Indeed. The Yellow Jackets (5-3, 3-2) must win their next three conference games, starting with Thursday night’s game at Virginia Tech, if they hope to get a chance to defend their ACC championship.
“They catch everything [in practice],” cornerback Dominique Reese said. “They don’t drop anything. It’s just got to carry over in the game. It just seems like the ones they are dropping are the key ones. I know they will go out there and make plays. I’ve see them do it in practice and games.”
This season, Tech’s wide receivers have caught 22 passes for 259 yards and four touchdowns. The A-backs have 14 receptions for 293 yards and two touchdowns.Roddy Jones said the team needs to help quarterback Joshua Nesbitt by making the tough catches. Jones pointed out that Nesbitt has been throwing the ball accurately and the offensive line’s pass blocking has improved the past few games. Nesbitt is completing 38.2 percent of his passes this season. He completed 46.3 percent last season.

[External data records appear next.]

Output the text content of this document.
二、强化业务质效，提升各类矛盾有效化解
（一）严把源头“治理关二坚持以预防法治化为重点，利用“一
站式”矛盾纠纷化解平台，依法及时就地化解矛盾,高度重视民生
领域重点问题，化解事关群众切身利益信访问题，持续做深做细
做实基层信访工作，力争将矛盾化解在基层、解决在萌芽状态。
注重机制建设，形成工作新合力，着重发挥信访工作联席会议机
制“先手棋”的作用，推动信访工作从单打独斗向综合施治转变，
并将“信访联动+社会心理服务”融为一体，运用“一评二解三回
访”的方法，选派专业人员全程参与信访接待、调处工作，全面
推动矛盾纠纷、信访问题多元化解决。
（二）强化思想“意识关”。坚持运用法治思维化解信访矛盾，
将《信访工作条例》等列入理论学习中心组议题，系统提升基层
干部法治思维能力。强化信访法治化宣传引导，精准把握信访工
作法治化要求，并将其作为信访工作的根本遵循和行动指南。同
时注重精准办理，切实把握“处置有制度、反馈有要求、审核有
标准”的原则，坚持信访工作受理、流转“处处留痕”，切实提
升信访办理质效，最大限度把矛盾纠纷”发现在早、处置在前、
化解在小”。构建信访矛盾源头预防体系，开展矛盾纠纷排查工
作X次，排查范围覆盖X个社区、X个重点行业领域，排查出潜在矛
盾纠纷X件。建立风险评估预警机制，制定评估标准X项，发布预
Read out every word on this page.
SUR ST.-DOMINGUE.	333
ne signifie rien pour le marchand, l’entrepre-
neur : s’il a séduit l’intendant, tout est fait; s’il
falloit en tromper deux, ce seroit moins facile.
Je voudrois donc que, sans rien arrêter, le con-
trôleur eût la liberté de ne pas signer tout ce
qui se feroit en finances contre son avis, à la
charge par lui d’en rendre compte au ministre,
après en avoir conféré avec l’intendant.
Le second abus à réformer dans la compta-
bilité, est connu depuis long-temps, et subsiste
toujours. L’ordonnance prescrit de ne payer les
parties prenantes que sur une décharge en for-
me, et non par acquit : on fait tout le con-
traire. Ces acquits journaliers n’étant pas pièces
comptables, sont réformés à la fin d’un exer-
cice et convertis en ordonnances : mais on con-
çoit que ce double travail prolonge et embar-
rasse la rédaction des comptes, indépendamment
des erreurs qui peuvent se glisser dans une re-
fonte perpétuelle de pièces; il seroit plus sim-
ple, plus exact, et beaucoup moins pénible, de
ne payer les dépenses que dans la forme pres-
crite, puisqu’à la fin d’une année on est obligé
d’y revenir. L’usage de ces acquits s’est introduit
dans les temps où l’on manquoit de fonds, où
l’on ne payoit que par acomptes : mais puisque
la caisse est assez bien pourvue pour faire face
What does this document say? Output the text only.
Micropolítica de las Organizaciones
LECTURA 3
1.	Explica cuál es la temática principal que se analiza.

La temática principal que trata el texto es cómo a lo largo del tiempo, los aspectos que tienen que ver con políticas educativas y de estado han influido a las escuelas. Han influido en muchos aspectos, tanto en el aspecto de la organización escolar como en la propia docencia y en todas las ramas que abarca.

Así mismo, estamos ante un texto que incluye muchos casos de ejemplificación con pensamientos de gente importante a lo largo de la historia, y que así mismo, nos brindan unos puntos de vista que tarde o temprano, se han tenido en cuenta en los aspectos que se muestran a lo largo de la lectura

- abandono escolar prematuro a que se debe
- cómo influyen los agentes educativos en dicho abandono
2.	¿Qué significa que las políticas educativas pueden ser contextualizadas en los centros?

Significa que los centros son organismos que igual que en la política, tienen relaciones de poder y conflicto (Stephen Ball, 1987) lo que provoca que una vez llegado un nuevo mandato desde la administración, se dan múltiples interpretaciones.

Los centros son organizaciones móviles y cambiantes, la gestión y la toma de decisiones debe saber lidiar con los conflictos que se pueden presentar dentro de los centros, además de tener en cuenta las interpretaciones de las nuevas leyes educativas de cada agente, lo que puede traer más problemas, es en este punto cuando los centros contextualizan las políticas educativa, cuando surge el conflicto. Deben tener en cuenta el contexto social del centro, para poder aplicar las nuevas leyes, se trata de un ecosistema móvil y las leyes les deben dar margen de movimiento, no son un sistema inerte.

But because Tech doesn’t throw often, and when it does it’s usually a long pass, the errors become magnified.
Coach Paul Johnson said the team does miss the big-play and blocking of Demaryius Thomas, who was Tech’s leading wide receiver with 1,154 yards and eight touchdowns last season. He was the first wide receiver selected in April’s NFL draft. But no Thomas and more drops doesn’t mean that Johnson is going to change his philosophy.
“We’ve been doing this for a long, long, time,” Johnson said. “We’ll continue to do it, we’ve just got to get better at it.”